There are a select few social media users who really put in the hard work to gain the coveted Influencer label and succeeded. That hard work, along with a great personality and a savvy online presence have enabled some to build up huge followings and prosper in their new found roles. The sentiment in the social media universe was anyone could do it! We were all just all a few booty shots away from success. Free luxury vacations were just a few followers away! It seems to be all cookies and cream, but in any gold-rush type situation there are always possible dangers. As it turned out, fake social media Influencers were (and are) popping up everywhere. Companies were so eager to get a piece of this marketing pie that they'd throw ad dollars at these fake influencers, who aren't quite what they presented themselves to be.

Fake Influencers try to game the system by purchasing fake followers, fake likes, and they even post fake sponsored content to fool legitimate advertisers into thinking they are "Influencer worthy." They what? They fake brand deals. There are plenty of examples of wanna-be Influencers posting fake sponsored content using the old "fake it to you make it" method. Users would scroll through their feeds and see posts for products or local venues that for all purposes appear to be paid content... but aren't.

This appears to be extremely strange behavior on the surface, but it's wildly prevalent. Prevalent to the point where it can be difficult to tell a real sponsored post from a fake one... Why? Why would otherwise normal people do this? Well, part of it is people are desperate to succeed in the role, but there is also an aspect of this that is pure vanity and the need to appear more popular online to friends and followers than you really are. You've probably even seen it. That photo of the wanna be Influencer holding a coffee cup in a local coffee shop-- just so-- and the obligatory "OMG! --Love my @Rooks coffee..." with tags to official company profiles. The thinking on the wannabe is Gee, if I post a photo of myself sitting here looking like I'm getting paid to drink coffee I'll impress my friends and followers..

The Influencer Backlash

It all seems harmless... but these Influencers are on the offensive! What sparked my interest in this topic was reading an article roughly around last Christmas about a resort owner who was fed up with "Influencers" offering to pay with "exposure," and the resort owner took to social media himself to plead for these people to stop...and just bring cash. In actuality, there is a big backlash in the resort business where self proclaimed "Influencers" drive resorts crazy asking for, or even in some cases demanding free stays. A quick Google News search will reveal lots of these stories.

Last week I read a great story about an ice cream truck owner who was so sick of the same behavior-- people approaching his business and wanting free product because they were "Influencers" and were going to promote him on social media. The owner was so fed up with the antics he posted a sign in his vehicle that "Influencers Pay Double." What a great move!
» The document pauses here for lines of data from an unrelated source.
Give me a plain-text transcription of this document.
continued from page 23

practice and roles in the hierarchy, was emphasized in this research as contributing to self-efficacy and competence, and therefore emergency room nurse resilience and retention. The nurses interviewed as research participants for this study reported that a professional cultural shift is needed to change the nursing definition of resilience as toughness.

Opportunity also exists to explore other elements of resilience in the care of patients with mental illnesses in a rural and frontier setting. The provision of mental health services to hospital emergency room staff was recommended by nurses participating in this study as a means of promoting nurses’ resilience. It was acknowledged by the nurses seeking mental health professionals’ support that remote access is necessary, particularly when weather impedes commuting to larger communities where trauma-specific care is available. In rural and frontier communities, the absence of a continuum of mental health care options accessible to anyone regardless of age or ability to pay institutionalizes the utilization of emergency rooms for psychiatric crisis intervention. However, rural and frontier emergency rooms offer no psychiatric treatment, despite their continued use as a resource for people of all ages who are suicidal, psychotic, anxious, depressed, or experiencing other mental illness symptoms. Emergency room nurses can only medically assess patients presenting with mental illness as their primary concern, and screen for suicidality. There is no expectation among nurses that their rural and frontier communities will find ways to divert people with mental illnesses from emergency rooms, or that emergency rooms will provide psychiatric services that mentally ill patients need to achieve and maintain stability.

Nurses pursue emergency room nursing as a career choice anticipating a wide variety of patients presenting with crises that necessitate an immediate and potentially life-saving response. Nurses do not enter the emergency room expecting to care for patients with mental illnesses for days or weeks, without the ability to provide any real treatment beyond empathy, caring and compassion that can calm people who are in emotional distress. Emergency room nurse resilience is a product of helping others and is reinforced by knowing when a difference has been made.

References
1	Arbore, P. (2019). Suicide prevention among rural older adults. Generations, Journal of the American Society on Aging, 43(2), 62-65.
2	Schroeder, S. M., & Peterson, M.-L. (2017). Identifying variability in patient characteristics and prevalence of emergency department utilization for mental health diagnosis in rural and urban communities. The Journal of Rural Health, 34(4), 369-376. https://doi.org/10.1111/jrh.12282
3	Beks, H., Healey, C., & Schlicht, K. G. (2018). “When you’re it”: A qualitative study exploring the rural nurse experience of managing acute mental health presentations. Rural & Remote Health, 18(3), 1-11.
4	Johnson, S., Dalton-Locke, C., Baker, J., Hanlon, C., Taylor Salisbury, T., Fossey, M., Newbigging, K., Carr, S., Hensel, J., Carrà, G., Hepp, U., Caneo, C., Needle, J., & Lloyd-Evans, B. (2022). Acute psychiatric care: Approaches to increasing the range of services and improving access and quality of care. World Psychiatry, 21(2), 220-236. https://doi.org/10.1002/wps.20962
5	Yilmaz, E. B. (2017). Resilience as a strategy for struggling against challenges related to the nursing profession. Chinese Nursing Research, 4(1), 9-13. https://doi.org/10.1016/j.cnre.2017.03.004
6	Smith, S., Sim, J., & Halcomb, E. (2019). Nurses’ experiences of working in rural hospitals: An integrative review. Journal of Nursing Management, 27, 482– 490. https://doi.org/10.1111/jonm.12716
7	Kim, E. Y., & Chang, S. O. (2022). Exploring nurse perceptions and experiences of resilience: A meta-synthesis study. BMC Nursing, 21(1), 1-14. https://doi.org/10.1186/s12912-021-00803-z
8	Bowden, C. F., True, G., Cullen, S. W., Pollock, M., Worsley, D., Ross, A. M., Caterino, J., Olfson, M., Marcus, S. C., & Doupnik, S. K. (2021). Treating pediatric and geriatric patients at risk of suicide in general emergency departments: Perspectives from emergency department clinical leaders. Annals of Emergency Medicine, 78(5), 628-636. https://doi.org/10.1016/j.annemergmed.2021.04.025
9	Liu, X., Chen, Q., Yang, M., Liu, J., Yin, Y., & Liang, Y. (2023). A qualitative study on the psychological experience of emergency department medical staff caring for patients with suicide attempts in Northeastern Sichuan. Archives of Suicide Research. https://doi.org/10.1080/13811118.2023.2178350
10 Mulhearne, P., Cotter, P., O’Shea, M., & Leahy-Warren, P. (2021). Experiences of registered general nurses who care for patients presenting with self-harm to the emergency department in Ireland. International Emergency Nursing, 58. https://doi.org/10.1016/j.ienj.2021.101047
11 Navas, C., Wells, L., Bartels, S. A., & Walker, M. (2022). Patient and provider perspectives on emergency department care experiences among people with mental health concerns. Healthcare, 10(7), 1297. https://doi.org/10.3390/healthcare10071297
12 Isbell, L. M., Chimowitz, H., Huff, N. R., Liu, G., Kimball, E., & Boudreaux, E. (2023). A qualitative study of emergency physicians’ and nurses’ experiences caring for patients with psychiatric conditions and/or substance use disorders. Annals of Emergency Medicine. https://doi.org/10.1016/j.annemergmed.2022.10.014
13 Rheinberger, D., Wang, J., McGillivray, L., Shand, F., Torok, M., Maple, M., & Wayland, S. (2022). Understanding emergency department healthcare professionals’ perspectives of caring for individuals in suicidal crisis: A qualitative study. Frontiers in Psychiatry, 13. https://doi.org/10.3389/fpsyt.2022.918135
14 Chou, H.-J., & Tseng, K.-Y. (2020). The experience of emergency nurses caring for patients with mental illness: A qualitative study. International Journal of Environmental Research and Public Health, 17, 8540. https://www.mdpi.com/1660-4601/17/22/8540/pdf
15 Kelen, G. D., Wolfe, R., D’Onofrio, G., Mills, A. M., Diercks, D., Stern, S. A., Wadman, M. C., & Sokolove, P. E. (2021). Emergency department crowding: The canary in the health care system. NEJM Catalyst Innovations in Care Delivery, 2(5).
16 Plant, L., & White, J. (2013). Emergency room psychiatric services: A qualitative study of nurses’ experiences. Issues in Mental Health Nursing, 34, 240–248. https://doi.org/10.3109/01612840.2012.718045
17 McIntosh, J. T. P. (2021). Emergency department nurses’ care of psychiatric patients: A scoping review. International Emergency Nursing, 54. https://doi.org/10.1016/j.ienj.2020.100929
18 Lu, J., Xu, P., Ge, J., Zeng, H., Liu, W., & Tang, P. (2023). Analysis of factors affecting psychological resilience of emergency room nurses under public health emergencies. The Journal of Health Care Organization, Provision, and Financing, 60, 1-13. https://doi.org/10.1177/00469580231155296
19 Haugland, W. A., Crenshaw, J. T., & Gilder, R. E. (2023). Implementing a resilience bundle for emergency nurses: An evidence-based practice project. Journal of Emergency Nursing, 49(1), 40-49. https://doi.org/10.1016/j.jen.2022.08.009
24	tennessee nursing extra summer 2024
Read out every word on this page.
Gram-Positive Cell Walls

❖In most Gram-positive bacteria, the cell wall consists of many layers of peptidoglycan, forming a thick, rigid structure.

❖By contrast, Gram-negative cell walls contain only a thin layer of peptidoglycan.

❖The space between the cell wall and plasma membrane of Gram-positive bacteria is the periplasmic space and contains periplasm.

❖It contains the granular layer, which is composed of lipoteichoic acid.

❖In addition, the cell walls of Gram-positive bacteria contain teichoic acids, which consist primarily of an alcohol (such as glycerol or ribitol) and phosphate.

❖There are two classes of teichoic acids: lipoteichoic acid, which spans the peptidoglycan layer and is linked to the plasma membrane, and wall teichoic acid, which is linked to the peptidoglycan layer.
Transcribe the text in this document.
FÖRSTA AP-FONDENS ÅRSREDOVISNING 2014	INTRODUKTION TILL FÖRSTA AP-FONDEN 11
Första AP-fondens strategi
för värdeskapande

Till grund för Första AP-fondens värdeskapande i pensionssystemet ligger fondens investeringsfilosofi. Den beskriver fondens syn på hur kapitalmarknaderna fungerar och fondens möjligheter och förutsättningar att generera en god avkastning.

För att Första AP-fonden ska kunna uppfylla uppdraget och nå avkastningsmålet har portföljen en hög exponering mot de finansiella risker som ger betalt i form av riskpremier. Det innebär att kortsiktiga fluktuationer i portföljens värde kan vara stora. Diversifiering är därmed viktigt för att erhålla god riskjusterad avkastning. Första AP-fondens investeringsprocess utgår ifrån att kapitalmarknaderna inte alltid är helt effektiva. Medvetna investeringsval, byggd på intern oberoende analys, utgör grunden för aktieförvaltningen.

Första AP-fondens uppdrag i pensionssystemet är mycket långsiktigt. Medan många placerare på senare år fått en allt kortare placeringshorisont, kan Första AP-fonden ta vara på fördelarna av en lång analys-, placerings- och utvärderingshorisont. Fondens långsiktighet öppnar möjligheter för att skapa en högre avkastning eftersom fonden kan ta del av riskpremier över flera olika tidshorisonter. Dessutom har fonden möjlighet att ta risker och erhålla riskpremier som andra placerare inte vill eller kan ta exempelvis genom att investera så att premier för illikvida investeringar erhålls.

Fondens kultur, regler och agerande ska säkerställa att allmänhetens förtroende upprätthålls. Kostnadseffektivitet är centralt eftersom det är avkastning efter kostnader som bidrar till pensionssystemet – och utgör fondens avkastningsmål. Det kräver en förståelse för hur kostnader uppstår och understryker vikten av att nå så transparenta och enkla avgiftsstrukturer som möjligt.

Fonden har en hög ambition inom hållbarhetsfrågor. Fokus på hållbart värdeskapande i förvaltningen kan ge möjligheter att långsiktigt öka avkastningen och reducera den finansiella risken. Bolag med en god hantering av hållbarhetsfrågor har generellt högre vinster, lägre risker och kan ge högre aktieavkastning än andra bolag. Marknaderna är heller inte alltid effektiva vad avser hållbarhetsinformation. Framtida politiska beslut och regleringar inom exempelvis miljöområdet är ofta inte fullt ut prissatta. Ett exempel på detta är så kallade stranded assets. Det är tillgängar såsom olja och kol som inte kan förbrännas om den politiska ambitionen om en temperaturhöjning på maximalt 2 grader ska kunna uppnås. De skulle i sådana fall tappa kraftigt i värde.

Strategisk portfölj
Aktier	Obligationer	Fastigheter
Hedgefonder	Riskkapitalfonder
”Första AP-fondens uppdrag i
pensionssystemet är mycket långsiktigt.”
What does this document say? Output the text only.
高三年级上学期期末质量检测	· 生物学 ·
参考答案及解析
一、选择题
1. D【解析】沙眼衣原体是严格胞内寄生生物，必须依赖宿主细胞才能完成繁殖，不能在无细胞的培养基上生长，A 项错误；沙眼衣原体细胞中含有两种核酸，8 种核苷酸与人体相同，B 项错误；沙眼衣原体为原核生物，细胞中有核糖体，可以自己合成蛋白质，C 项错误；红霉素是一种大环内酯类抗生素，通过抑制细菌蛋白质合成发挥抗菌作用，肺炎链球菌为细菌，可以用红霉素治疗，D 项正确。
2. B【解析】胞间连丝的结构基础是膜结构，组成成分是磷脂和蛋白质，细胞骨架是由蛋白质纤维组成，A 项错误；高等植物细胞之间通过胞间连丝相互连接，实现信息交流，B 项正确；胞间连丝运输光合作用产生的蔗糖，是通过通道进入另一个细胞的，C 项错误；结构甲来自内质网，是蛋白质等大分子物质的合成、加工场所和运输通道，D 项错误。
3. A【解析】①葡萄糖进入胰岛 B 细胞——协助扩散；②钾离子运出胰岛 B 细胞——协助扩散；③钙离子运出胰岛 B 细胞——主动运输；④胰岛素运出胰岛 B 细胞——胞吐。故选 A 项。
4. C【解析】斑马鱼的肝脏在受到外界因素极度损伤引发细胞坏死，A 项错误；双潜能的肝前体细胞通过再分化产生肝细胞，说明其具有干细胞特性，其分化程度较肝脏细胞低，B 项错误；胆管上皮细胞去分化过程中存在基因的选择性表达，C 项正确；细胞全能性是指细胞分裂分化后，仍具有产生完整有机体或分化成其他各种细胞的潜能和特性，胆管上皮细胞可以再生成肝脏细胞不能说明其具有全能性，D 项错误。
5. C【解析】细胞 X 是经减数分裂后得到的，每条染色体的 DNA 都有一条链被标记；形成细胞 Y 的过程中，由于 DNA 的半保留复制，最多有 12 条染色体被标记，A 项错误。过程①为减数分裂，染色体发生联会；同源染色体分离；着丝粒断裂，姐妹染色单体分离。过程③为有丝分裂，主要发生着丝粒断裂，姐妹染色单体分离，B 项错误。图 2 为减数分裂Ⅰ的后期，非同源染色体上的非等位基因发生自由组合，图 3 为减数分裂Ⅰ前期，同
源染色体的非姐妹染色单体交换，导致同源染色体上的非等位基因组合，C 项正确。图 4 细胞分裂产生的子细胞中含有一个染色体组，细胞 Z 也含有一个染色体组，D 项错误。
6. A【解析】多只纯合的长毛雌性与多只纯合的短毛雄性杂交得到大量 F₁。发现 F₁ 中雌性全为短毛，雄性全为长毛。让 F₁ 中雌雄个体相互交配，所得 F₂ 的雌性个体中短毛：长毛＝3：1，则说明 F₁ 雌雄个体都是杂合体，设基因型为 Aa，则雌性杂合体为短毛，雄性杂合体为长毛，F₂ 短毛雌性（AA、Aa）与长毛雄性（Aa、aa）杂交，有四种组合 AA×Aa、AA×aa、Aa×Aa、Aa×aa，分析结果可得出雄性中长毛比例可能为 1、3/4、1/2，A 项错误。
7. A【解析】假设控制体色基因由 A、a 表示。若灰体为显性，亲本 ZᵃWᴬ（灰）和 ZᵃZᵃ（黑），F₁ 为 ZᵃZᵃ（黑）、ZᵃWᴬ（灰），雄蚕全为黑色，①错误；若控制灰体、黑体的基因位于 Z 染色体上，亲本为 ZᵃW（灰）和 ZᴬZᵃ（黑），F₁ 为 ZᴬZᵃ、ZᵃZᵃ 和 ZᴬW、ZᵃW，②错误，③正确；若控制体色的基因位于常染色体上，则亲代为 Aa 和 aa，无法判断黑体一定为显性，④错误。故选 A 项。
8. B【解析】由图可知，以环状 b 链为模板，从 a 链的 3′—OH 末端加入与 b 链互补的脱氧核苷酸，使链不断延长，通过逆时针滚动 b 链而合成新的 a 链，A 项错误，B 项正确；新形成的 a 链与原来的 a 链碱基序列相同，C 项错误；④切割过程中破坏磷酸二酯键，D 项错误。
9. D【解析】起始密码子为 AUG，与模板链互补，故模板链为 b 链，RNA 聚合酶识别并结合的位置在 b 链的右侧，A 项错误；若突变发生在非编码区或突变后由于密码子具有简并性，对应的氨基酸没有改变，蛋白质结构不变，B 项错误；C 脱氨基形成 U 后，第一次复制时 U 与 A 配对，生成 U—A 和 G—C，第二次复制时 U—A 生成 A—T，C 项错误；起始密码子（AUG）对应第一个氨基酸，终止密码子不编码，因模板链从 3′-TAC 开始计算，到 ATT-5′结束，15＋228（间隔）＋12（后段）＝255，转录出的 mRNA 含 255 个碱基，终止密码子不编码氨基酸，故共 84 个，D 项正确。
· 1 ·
CVT Soft Serve owner Joe Nicchi is making Instagram influencers pay double for his ice cream. Joe Nicchi

This is also something that happens in the photography space, as well. Petapixel recently had an article about someone who identified themselves as a PR person contacting a wedding photographer and more or less demanded free coverage for a client "Influencer's" wedding. The full exchange between the targeted photographer and the agent of the influencer can be read on their blog post. The photographer didn't feel there much value in it for them, and politely tried to decline the "offer" and were pounced on by the Influencers PR person. "Team Influencer" didn't like the idea of the photographer questioning their offer, and threatened to social shame them. Not cool. This story did get some traction online, as well.